The FBI has even made a statement warning individuals about being scammed during your job search: “Cyber criminals now pose as legitimate employers by spoofing company websites and posting fake job openings on popular online job boards. They conduct false interviews with unsuspecting applicant victims, then request PII and/or money from these individuals” (x). 

$59 million dollars from people who don’t have jobs. Who want something better. That’s fucked up. 

How Do You Spot a Scam Job Post? 

So, how can you spot a scam job post? Here’s what I’d look for if I could do it all over again. 

  • How do their messages look? Scammers tend to copy and paste the same messages from multiple accounts, or have their messages automatically produced by AI. They also tend to have spelling and grammar mistakes. 

  • Is their email address fishy?
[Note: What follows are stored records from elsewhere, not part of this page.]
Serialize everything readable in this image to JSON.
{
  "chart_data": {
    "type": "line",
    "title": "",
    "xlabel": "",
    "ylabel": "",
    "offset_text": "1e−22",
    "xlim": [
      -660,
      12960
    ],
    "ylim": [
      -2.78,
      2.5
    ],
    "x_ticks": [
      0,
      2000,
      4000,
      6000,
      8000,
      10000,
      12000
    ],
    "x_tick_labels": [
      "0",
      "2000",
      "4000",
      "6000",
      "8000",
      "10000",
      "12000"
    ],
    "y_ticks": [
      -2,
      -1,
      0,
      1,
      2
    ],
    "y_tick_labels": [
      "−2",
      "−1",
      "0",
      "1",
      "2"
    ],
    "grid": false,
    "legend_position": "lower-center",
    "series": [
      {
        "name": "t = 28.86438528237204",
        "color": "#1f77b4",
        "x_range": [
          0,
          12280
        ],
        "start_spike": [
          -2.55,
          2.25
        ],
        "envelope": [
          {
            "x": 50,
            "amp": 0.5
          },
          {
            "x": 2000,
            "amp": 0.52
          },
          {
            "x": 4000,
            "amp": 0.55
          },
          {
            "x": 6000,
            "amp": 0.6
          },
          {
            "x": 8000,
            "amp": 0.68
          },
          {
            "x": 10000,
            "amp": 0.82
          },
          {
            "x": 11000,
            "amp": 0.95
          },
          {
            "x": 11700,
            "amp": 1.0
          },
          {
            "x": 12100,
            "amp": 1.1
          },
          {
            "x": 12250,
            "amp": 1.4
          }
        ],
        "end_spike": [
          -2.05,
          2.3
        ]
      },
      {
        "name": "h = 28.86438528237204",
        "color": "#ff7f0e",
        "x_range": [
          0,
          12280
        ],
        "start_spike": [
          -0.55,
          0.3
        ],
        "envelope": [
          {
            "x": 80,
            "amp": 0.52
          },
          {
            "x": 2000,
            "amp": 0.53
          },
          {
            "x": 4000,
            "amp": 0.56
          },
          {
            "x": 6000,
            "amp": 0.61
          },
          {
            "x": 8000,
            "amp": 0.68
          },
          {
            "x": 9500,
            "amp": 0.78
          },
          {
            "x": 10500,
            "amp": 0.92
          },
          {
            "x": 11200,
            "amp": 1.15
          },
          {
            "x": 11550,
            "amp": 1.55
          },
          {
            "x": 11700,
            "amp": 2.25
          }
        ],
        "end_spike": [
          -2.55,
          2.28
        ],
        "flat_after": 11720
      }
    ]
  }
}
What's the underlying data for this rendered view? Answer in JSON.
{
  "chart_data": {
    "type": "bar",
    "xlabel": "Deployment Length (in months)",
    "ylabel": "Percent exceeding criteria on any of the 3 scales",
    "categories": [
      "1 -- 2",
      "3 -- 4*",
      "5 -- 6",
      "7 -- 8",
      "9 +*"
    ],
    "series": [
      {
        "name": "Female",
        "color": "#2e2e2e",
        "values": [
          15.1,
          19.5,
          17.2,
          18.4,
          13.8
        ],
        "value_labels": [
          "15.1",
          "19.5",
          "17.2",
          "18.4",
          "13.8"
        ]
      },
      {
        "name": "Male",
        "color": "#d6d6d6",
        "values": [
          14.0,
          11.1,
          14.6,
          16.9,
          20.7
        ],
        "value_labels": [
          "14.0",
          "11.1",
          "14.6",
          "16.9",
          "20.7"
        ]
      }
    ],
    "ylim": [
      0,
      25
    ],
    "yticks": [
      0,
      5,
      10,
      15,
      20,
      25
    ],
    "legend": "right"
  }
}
Make sure their name is spelled the same in their email address, LinkedIn profile, and email signature. 

  • Is it too good to be true? Google the company. Sadly, sometimes if it seems like it’s too good to be true, it probably is. If you’re getting offered $7,000 to write an article, red flags should go off in your mind. Even if you’re offered a check, many people have reported that “they’ve received checks that look like real cashier’s checks. They’re instructed to deposit the check, keep some of the money for themselves, and send the rest of the money to someone else via Western Union or Money Gram. Then, a few days or weeks later, they get a call from the bank saying the check is fake” (x).

  • Has the hiring manager requested any personal information right off the bat? Scammers tend to progress you through the process quite quickly before asking for personal information, which can range from your birthday to your social security number.

Scam job posts and interviews aren’t uncommon. Since the yogurt situation, I’ve been approached by countless fake companies and hiring managers. Knowing just how dangerous it is to apply to jobs makes the entire job search process that much scarier – not only is your career on the line, your life, identity, money, and more is on the line, too. When you open up the internet to apply for a job, who knows what you’ll be met with. 

Treat an email from a recruiter just like any other potential scam – with caution. Check the details and ask questions.